ECB rate hike raises costs for almost 250,000 mortgage holders

Half-point interest rate rise will add €1,000 a year on a €300,000 mortgage, as Varadkar says banks ‘cannot have it both ways’ on rates

Almost 250,000 people will see their monthly repayments on tracker mortgages automatically rise again following a half-point interest rate increase from the European Central Bank (ECB).

Tracker-rate mortgage holders will bear the immediate brunt of the ECB’s rate hike with borrowers shouldering an increase of €25 a month for every €100,000 they have borrowed.

On a €300,000 mortgage, this would add close to €1,000 over a year. The outstanding sum left to be repaid on the average tracker mortgage stands at about €80,000, though tracker customers who encountered financial difficulties and have higher balances will face bigger repayments.

On his St Patrick’s Day visit to the US, Taoiseach Leo Varadkar said the latest rate increase was “not a surprise” but he was “very conscious” that mortgage holders faced a further increase in repayments and this was “unwelcome”.


Mr Varadkar urged the banks to increase savings rates, saying they “cannot have it both ways” and should not be raising mortgage rates if they are not also raising savings rates.

He said there were “no plans at the moment” to reintroduce mortgage interest relief to help borrowers with higher repayments, rejecting calls from Sinn Féin to apply the relief.

Mortgage advisers warned that more people would be caught by rate hikes with rising borrowing costs spreading from tracker to variable mortgage holders and those planning to fix.

“Others are increasingly being drawn into the firing line,” said Trevor Grant, chairman of the Association of Irish Mortgage Advisers.

While tracker mortgages have been “most exposed” to the hikes since July, others on variable rates and customers coming off low fixed rates faced “a shock” in the coming years, he said.

“There are about €12 billion worth of mortgages rolling off low fixed rates over the next three years and they face much higher rates in the coming 12 months or so,” said Mr Grant.

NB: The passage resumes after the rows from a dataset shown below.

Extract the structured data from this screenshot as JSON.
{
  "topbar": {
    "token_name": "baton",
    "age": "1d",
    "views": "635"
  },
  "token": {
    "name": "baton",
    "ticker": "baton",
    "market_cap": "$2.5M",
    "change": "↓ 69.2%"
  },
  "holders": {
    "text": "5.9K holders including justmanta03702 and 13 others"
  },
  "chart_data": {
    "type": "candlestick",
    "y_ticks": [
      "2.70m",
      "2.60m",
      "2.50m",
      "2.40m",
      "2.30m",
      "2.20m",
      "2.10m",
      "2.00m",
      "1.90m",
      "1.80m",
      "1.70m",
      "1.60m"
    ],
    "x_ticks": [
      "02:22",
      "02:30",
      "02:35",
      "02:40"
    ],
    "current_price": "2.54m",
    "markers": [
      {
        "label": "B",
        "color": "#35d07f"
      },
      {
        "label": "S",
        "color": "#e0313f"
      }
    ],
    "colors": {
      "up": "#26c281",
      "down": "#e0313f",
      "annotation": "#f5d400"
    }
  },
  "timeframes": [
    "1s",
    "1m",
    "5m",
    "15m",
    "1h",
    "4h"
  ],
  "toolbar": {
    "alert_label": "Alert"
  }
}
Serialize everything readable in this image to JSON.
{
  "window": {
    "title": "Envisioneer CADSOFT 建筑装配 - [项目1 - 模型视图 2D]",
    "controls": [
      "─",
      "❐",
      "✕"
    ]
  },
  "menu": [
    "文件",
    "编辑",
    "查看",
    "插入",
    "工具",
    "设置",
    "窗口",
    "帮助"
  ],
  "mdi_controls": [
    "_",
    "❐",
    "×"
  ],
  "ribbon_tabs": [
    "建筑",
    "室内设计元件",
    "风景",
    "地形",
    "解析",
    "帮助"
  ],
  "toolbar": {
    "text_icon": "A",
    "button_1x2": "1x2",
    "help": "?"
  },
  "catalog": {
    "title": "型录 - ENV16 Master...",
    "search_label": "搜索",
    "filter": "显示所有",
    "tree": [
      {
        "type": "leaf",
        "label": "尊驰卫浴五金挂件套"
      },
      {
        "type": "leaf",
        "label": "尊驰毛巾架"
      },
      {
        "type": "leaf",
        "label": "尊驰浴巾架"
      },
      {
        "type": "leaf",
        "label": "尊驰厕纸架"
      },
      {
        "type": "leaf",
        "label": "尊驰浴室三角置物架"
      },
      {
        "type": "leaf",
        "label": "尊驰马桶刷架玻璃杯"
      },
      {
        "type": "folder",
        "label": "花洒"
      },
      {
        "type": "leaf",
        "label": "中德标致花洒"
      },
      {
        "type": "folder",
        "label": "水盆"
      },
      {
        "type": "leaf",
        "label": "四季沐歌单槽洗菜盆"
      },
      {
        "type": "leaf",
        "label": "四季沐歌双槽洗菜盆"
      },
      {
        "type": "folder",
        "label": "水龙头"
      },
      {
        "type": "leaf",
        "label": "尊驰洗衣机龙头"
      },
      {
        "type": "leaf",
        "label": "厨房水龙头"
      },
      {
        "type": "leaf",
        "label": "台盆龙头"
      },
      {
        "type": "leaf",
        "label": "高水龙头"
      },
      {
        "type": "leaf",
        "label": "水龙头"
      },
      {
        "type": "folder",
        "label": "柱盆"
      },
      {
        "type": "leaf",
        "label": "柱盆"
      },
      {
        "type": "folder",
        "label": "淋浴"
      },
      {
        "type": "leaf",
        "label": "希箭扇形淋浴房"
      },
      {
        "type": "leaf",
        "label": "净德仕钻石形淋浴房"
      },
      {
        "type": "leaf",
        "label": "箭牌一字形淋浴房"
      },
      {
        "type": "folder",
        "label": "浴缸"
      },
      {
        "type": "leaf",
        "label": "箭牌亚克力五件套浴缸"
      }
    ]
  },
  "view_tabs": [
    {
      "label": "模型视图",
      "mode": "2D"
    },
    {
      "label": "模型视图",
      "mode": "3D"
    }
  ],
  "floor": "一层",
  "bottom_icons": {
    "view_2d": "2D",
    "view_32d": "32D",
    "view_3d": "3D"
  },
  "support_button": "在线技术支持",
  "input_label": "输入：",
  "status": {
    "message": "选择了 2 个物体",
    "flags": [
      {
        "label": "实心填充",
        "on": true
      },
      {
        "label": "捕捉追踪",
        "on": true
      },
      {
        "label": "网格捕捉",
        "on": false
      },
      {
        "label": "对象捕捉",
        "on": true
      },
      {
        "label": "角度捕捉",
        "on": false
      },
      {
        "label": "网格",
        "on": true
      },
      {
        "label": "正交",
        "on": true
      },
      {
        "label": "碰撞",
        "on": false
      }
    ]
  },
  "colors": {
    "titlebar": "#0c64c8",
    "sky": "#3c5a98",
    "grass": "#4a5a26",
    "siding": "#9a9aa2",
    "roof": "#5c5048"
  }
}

The ECB raised interest rates again, sticking with its plan to tackle inflation despite turmoil in the financial sector caused by US bank collapses and concerns over Credit Suisse.

The latest increase is the sixth hike since July, raising the ECB’s main refinancing rate that sets mortgage repayments for borrowers, from zero to 3.5 per cent. The Frankfurt-based central bank hinted at further interest rate increases aimed at reducing high inflation. However, many market-watchers are gaining a sense that the bank may soon hit pause as the inflation outlook becomes more benign and if the banking turmoil is contained.

“We are seeing some slight improvement in certain areas, but, frankly, not a lot,” said ECB president Christine Lagarde on the bank’s efforts to reduce inflation.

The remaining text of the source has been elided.